Livre das peias que depois lhe puseram, o Tejo revolvia-se livremente
aos pés da cidade, e ia lamber com a espuma das marés as praias em que mais
tarde se demarcou o Terreiro do Paço
e, no século passado, se construiu uma parte do Arsenal da Marinha.

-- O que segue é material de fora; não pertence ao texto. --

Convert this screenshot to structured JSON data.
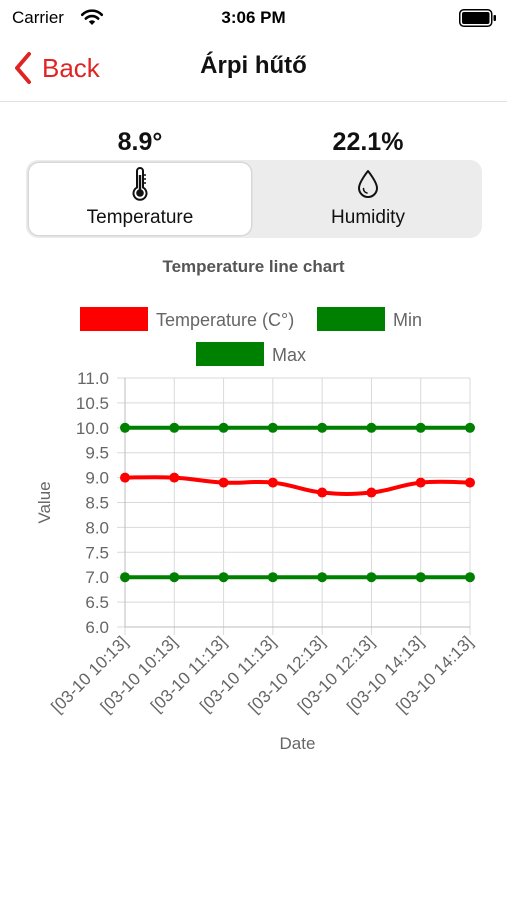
{
  "status_bar": {
    "carrier": "Carrier",
    "time": "3:06 PM"
  },
  "nav": {
    "back_label": "Back",
    "title": "Árpi hűtő",
    "accent_color": "#e02424"
  },
  "readings": {
    "temperature": "8.9°",
    "humidity": "22.1%"
  },
  "tabs": [
    {
      "label": "Temperature",
      "icon": "thermometer-icon",
      "selected": true
    },
    {
      "label": "Humidity",
      "icon": "droplet-icon",
      "selected": false
    }
  ],
  "chart_title": "Temperature line chart",
  "chart_data": {
    "type": "line",
    "xlabel": "Date",
    "ylabel": "Value",
    "ylim": [
      6.0,
      11.0
    ],
    "y_ticks": [
      "6.0",
      "6.5",
      "7.0",
      "7.5",
      "8.0",
      "8.5",
      "9.0",
      "9.5",
      "10.0",
      "10.5",
      "11.0"
    ],
    "categories": [
      "[03-10 10:13]",
      "[03-10 10:13]",
      "[03-10 11:13]",
      "[03-10 11:13]",
      "[03-10 12:13]",
      "[03-10 12:13]",
      "[03-10 14:13]",
      "[03-10 14:13]"
    ],
    "grid": true,
    "legend_position": "top",
    "series": [
      {
        "name": "Temperature (C°)",
        "color": "#ff0000",
        "values": [
          9.0,
          9.0,
          8.9,
          8.9,
          8.7,
          8.7,
          8.9,
          8.9
        ]
      },
      {
        "name": "Min",
        "color": "#008000",
        "values": [
          7.0,
          7.0,
          7.0,
          7.0,
          7.0,
          7.0,
          7.0,
          7.0
        ]
      },
      {
        "name": "Max",
        "color": "#008000",
        "values": [
          10.0,
          10.0,
          10.0,
          10.0,
          10.0,
          10.0,
          10.0,
          10.0
        ]
      }
    ]
  }
}
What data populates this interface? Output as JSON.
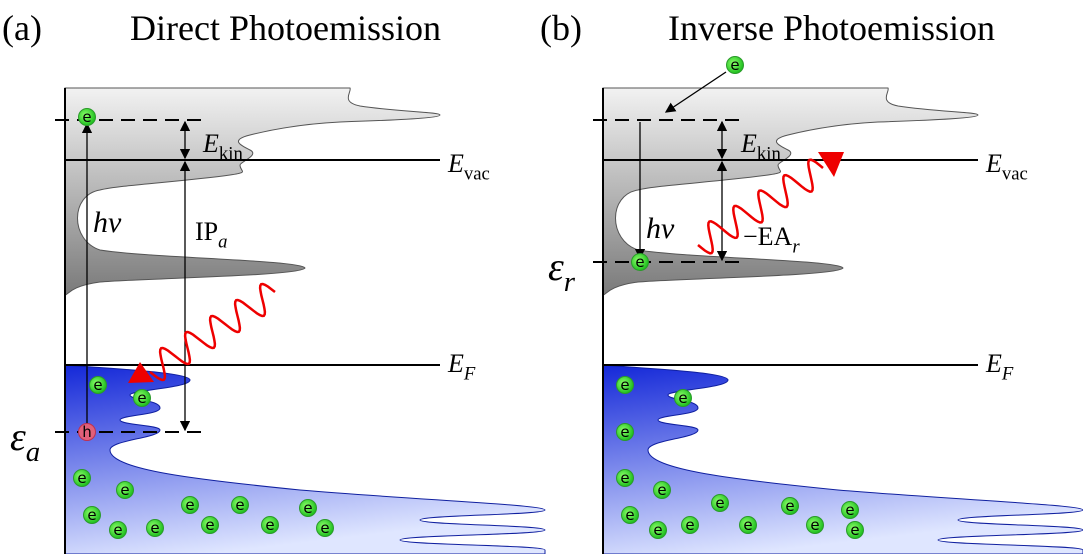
{
  "panels": [
    {
      "label": "(a)",
      "title": "Direct Photoemission",
      "kinetic": {
        "main": "E",
        "sub": "kin"
      },
      "vacuum": {
        "main": "E",
        "sub": "vac"
      },
      "photon": "hν",
      "gap": {
        "main": "IP",
        "sub": "a"
      },
      "fermi": {
        "main": "E",
        "sub": "F"
      },
      "level": {
        "main": "ε",
        "sub": "a"
      }
    },
    {
      "label": "(b)",
      "title": "Inverse Photoemission",
      "kinetic": {
        "main": "E",
        "sub": "kin"
      },
      "vacuum": {
        "main": "E",
        "sub": "vac"
      },
      "photon": "hν",
      "gap": {
        "main": "−EA",
        "sub": "r"
      },
      "fermi": {
        "main": "E",
        "sub": "F"
      },
      "level": {
        "main": "ε",
        "sub": "r"
      }
    }
  ],
  "electron_label": "e",
  "hole_label": "h"
}
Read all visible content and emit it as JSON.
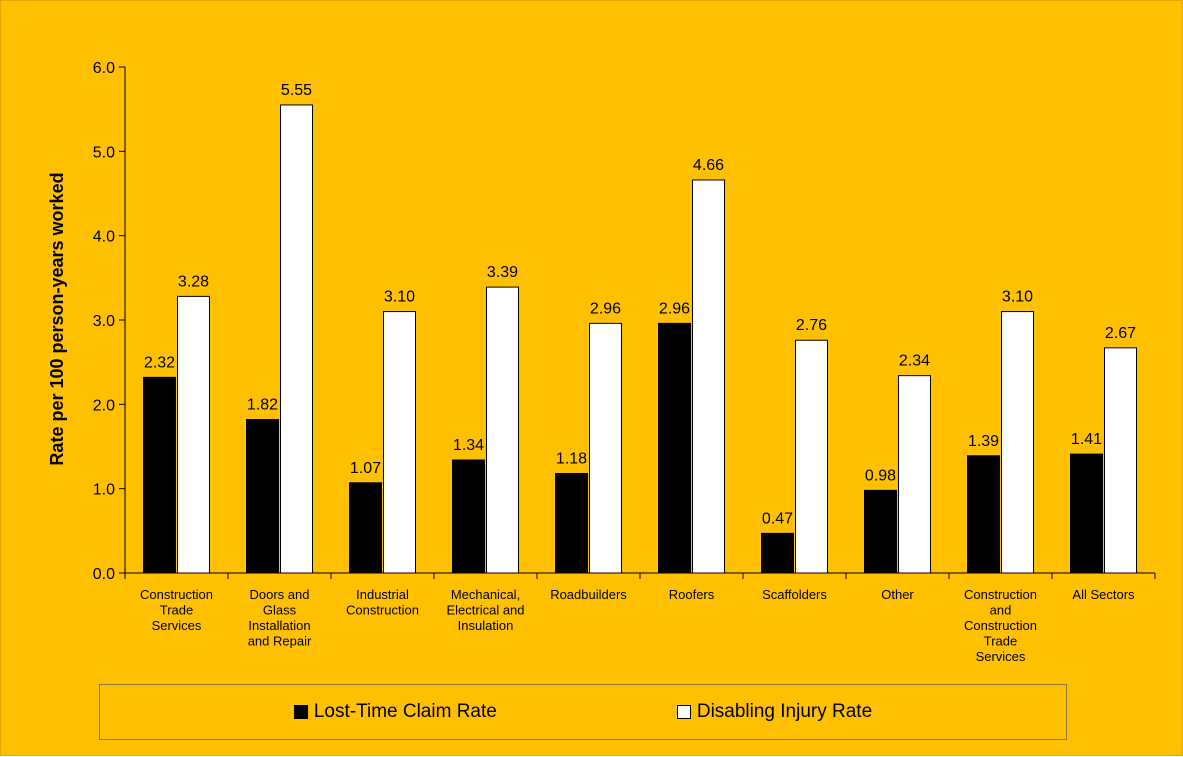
{
  "chart_data": {
    "type": "bar",
    "title": "",
    "xlabel": "",
    "ylabel": "Rate per 100 person-years worked",
    "ylim": [
      0,
      6
    ],
    "yticks": [
      "0.0",
      "1.0",
      "2.0",
      "3.0",
      "4.0",
      "5.0",
      "6.0"
    ],
    "categories": [
      [
        "Construction",
        "Trade",
        "Services"
      ],
      [
        "Doors and",
        "Glass",
        "Installation",
        "and Repair"
      ],
      [
        "Industrial",
        "Construction"
      ],
      [
        "Mechanical,",
        "Electrical and",
        "Insulation"
      ],
      [
        "Roadbuilders"
      ],
      [
        "Roofers"
      ],
      [
        "Scaffolders"
      ],
      [
        "Other"
      ],
      [
        "Construction",
        "and",
        "Construction",
        "Trade",
        "Services"
      ],
      [
        "All Sectors"
      ]
    ],
    "series": [
      {
        "name": "Lost-Time Claim Rate",
        "color": "#000000",
        "values": [
          2.32,
          1.82,
          1.07,
          1.34,
          1.18,
          2.96,
          0.47,
          0.98,
          1.39,
          1.41
        ],
        "labels": [
          "2.32",
          "1.82",
          "1.07",
          "1.34",
          "1.18",
          "2.96",
          "0.47",
          "0.98",
          "1.39",
          "1.41"
        ]
      },
      {
        "name": "Disabling Injury Rate",
        "color": "#FFFFFF",
        "values": [
          3.28,
          5.55,
          3.1,
          3.39,
          2.96,
          4.66,
          2.76,
          2.34,
          3.1,
          2.67
        ],
        "labels": [
          "3.28",
          "5.55",
          "3.10",
          "3.39",
          "2.96",
          "4.66",
          "2.76",
          "2.34",
          "3.10",
          "2.67"
        ]
      }
    ],
    "legend_position": "bottom",
    "grid": false,
    "background_color": "#FFC000"
  }
}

Encostado à antiga muralha, da banda do Oriente, desafogado de cubelos
e quadrelas guerreiras, a debruçar-se no rio, ficava o burgo mercantil da gente
hebraica, laborioso e próspero; a comuna dos judeus, a judiaria grande,
denominada Vila Nova de Gibraltar. Era o tolerado asilo daqueles ,expatriados;
asilo e cárcere. Em volta dele uivava às vezes, sinistramente, o velho ódio
católico; mas o sol, imensamente misericordioso, sem preconceitos de raça e sem
ódios de religião, aparecia-lhe logo ao nascer, como um recém-chegado do
Oriente, como se fora um mensageiro da remota Sion, a santa pátria extinta de Judá, e dava-lhe o seu mais generoso
quinhão de luz.
A cidade crescera consideravelmente em mais de três séculos. Tinha quinze
mil habitantes quando foi tomada aos moiros, em 1147, e teria em 1494
não menos de oitenta a noventa mil almas. A Lisboa moirisca não passava,
a bem dizer, do monte do Castelo,
a Kasba,
altaneira. Quando a cercaram os guerreiros de Afonso Henriques e os cruzados seus auxiliares, ficava fora das
muralhas o sítio onde está S. Vicente; o Rossio, leito entulhado
de um antigo esteiro do Tejo, era uma planura extra-muros, e no monte, onde
séculos depois se ergueu o convento do
Carmo, alvejavam então as tendas de campanha dos cruzados. Pois no
reinado de Fernando I (1367-1383),
a cidade havia absorvido uma parte dos arrabaldes do século XII, e
nacionalizara-lhe os habitantes moiros, os saloios, como lhes chamaram no tempo
da conquista e como ainda hoje nós denominamos os povos circunvizinhos da moderna
Lisboa.
O exército de João de Castela que pôs cerco à cidade em 1384, e que Lisboa repeliu heroicamente,
escrevendo com o próprio sangue a mais altiva epopeia da sua história, estabelecera
os seus acampamentos em Campolide, nos terrenos do moderno Bairro
Alto e em Alcântara, arrabaldes da capital. Formosa é que ela sempre
fora. Tinham-na os moiros pela mais linda das suas cidades, e tanto dela se encantaram
os cruzados, que levaram para Jerusalém a lembrança entusiástica da sua
peregrina beleza.
NOTA: A remota Alisubbo dos fenícios, a Olissipon
e a Felacitas
Julia dos romanos e visigodos, a Lissibona ou Aschbounah dos moiros, a Lisboa portuguesa e cristã, tinha
ocultas nas suas ruínas, embebidas nas muralhas e nas igrejas; ou sepultadas
nas suas próprias entranhas, lápides comemorativas, estátuas mutiladas, colunas
partidas, ídolos truncados, escombros de templos e de termas, que eram como ossadas
esparsas das maiores civilizações antigas, em dois mil anos de história! Mas
nos fins daquele assombroso século XV, ciclo épico da nossa raça, era bem a
soberba capital de um povo crente e forte, cujos destinos históricos já
começavam a encher o mundo.
In António Campos Júnior, Guerreiro e Monge, Romance Histórico,
Livraria Romano Torres, Lisboa, 1952.